O papel da defesa da democracia teve representantes do STF na linha de frente. Por isso, é incompreensível ver, meses depois, manifestações claras de um “golpe" constitucional nas regras do jogo em curso dentro do Palácio da Justiça. Um movimento como este confunde o cidadão, que fica sem saber exatamente de onde vem o golpe e quem são os golpistas. Ficam todos iguais ao final, do mesmo tamanho, senão menores. Numa confusão que encolhe a democracia. E abre as portas para o desregramento geral, amplo e irrestrito.
“Se Deus não existe, tudo é permitido”, escreveu Dostoiévski. Se o Supremo diminuir a Constituição a um papel que pode ser usado para atender a interesses momentâneos e particulares, o liberou geral estará instalado definitivamente na política brasileira, e não há quem bote o gênio na garrafa depois que ele passear pelas tortas árvores do cerrado do Planalto Central.

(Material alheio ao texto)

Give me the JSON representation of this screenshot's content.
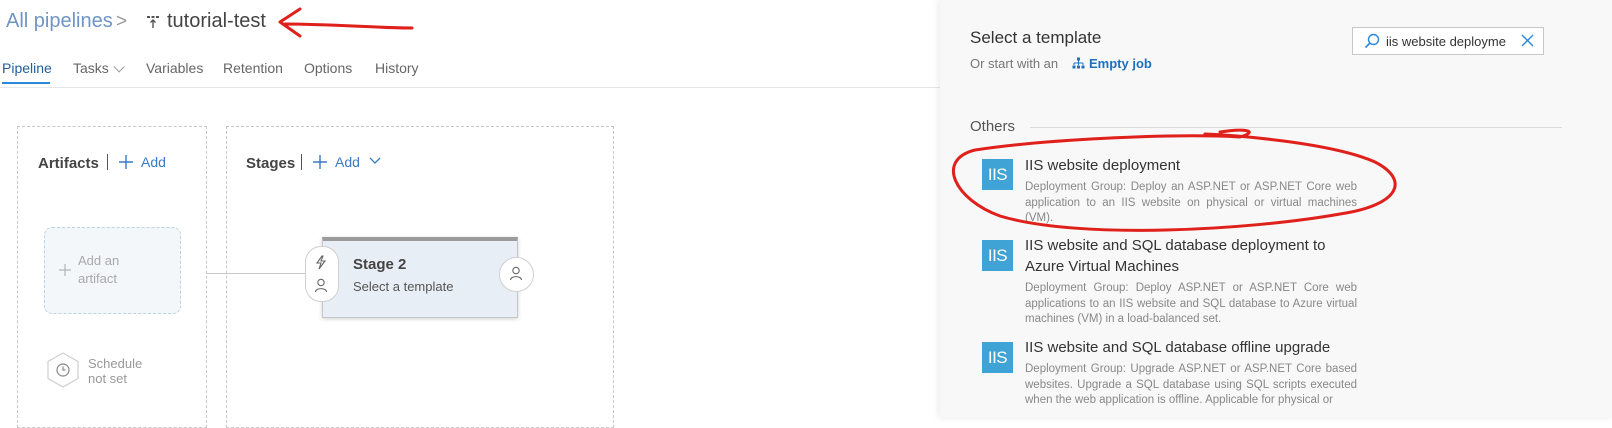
{
  "header": {
    "breadcrumb_root": "All pipelines",
    "breadcrumb_separator": ">",
    "pipeline_name": "tutorial-test"
  },
  "tabs": [
    {
      "label": "Pipeline",
      "active": true
    },
    {
      "label": "Tasks",
      "active": false
    },
    {
      "label": "Variables",
      "active": false
    },
    {
      "label": "Retention",
      "active": false
    },
    {
      "label": "Options",
      "active": false
    },
    {
      "label": "History",
      "active": false
    }
  ],
  "artifacts": {
    "title": "Artifacts",
    "add_label": "Add",
    "placeholder_line1": "Add an",
    "placeholder_line2": "artifact",
    "schedule_line1": "Schedule",
    "schedule_line2": "not set"
  },
  "stages": {
    "title": "Stages",
    "add_label": "Add",
    "stage_name": "Stage 2",
    "stage_subtitle": "Select a template"
  },
  "template_panel": {
    "title": "Select a template",
    "or_text": "Or start with an",
    "empty_job_label": "Empty job",
    "search_value": "iis website deployme",
    "section": "Others",
    "templates": [
      {
        "icon_text": "IIS",
        "name": "IIS website deployment",
        "description": "Deployment Group: Deploy an ASP.NET or ASP.NET Core web application to an IIS website on physical or virtual machines (VM)."
      },
      {
        "icon_text": "IIS",
        "name": "IIS website and SQL database deployment to Azure Virtual Machines",
        "description": "Deployment Group: Deploy ASP.NET or ASP.NET Core web applications to an IIS website and SQL database to Azure virtual machines (VM) in a load-balanced set."
      },
      {
        "icon_text": "IIS",
        "name": "IIS website and SQL database offline upgrade",
        "description": "Deployment Group: Upgrade ASP.NET or ASP.NET Core based websites. Upgrade a SQL database using SQL scripts executed when the web application is offline. Applicable for physical or"
      }
    ]
  },
  "colors": {
    "accent": "#2b88d8",
    "link": "#3a7ac2",
    "iis_tile": "#3fa3d6",
    "annotation": "#e0201b"
  },
  "icons": [
    "pipeline-icon",
    "chevron-down-icon",
    "plus-icon",
    "lightning-icon",
    "person-icon",
    "clock-icon",
    "search-icon",
    "close-icon",
    "empty-job-icon"
  ]
}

É interessante que se faz o movimento de permitir a reeleição vazando raciocínios um tanto tacanhos. Uns dizem que os chefes da Câmara e do Senado exercem cargos executivos — e que a simetria está com a reeleição dos prefeitos, governadores e presidentes (então por que não colocaram isso no texto quando FHC manobrou para obter seu direito de ficar mais quatro anos?). Ou então que a Carta de 1988 permitiu a reeleição nas vereanças e assembleias, nas unidades da Federação… O rabo a balançar o cão? A Federação delega autonomia para os estados elaborarem suas próprias constituições estaduais, mas daí a uma lei estadual se sobrepor a uma lei federal vai um reordenamento jurídico e tanto.
Qualquer que seja o raciocínio, falta a borracha para apagar da Constituição o trecho explícito que proíbe a reeleição para as mesas num mesmo período de legislatura. Se não o fizerem, a prova do crime continuará no mesmo artigo esperando uma mudança de ministros para permitir outra interpretação que acabe com a festa, no interesse de outro grupo político com amigos diversos dos atuais na Corte.

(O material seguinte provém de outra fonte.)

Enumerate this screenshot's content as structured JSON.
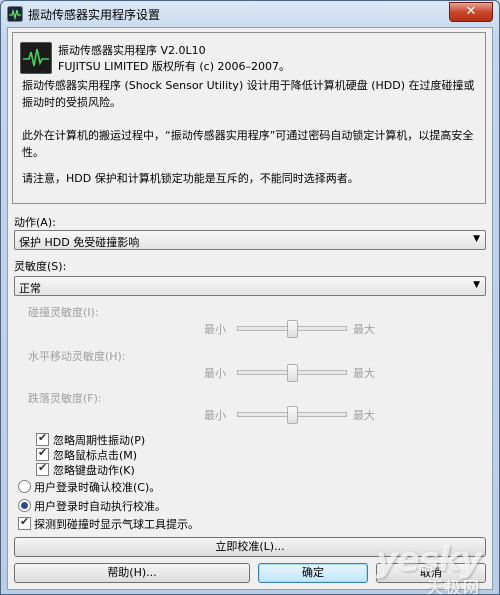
{
  "window": {
    "title": "振动传感器实用程序设置",
    "close_label": "✕"
  },
  "info": {
    "version_line": "振动传感器实用程序 V2.0L10",
    "copyright_line": "FUJITSU LIMITED 版权所有 (c) 2006–2007。",
    "para1": "振动传感器实用程序 (Shock Sensor Utility) 设计用于降低计算机硬盘 (HDD) 在过度碰撞或振动时的受损风险。",
    "para2": "此外在计算机的搬运过程中，“振动传感器实用程序”可通过密码自动锁定计算机，以提高安全性。",
    "para3": "请注意，HDD 保护和计算机锁定功能是互斥的，不能同时选择两者。"
  },
  "action": {
    "label": "动作(A):",
    "value": "保护 HDD 免受碰撞影响"
  },
  "sensitivity": {
    "label": "灵敏度(S):",
    "value": "正常"
  },
  "sliders": [
    {
      "label": "碰撞灵敏度(I):",
      "min_label": "最小",
      "max_label": "最大",
      "level": 0.5
    },
    {
      "label": "水平移动灵敏度(H):",
      "min_label": "最小",
      "max_label": "最大",
      "level": 0.5
    },
    {
      "label": "跌落灵敏度(F):",
      "min_label": "最小",
      "max_label": "最大",
      "level": 0.5
    }
  ],
  "ignore_options": [
    {
      "label": "忽略周期性振动(P)",
      "checked": true
    },
    {
      "label": "忽略鼠标点击(M)",
      "checked": true
    },
    {
      "label": "忽略键盘动作(K)",
      "checked": true
    }
  ],
  "radios": [
    {
      "label": "用户登录时确认校准(C)。",
      "selected": false
    },
    {
      "label": "用户登录时自动执行校准。",
      "selected": true
    }
  ],
  "balloon_option": {
    "label": "探测到碰撞时显示气球工具提示。",
    "checked": true
  },
  "buttons": {
    "calibrate": "立即校准(L)...",
    "help": "帮助(H)...",
    "ok": "确定",
    "cancel": "取消"
  },
  "watermark": {
    "text": "yesky",
    "cn": "天极网"
  },
  "colors": {
    "accent": "#3c7fb1",
    "radio_dot": "#2b4a8f"
  }
}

Lembrem: neste ano tivemos a profissão de fé do ex-ateu Fernando Henrique Cardoso lamentando ter aprovado a reeleição. Arrependido ainda que tardio. E quase todo candidato a cargo presidencial promete, quando está em campanha, acabar com a reeleição para o executivo. Bolsonaro prometia isso em campanha. O governador João Doria já o fez para se livrar do cargo de governador de São Paulo mirando para o alto.
Houvesse mais firmeza de propósitos, o país estaria discutindo assuntos mais urgentes. Deveria cuidar de uma agenda comezinha (com ironia, por favor): enfrentar uma pandemia que matará mais de 200.000 brasileiros e uma recessão roubando empregos de mais de 14 milhões de empregos do nosso povo. Mas essa pauta não está na agenda das grandes lideranças das Mesas Diretoras nem nas articulações envolvendo os poderes da República. Questão de prioridade.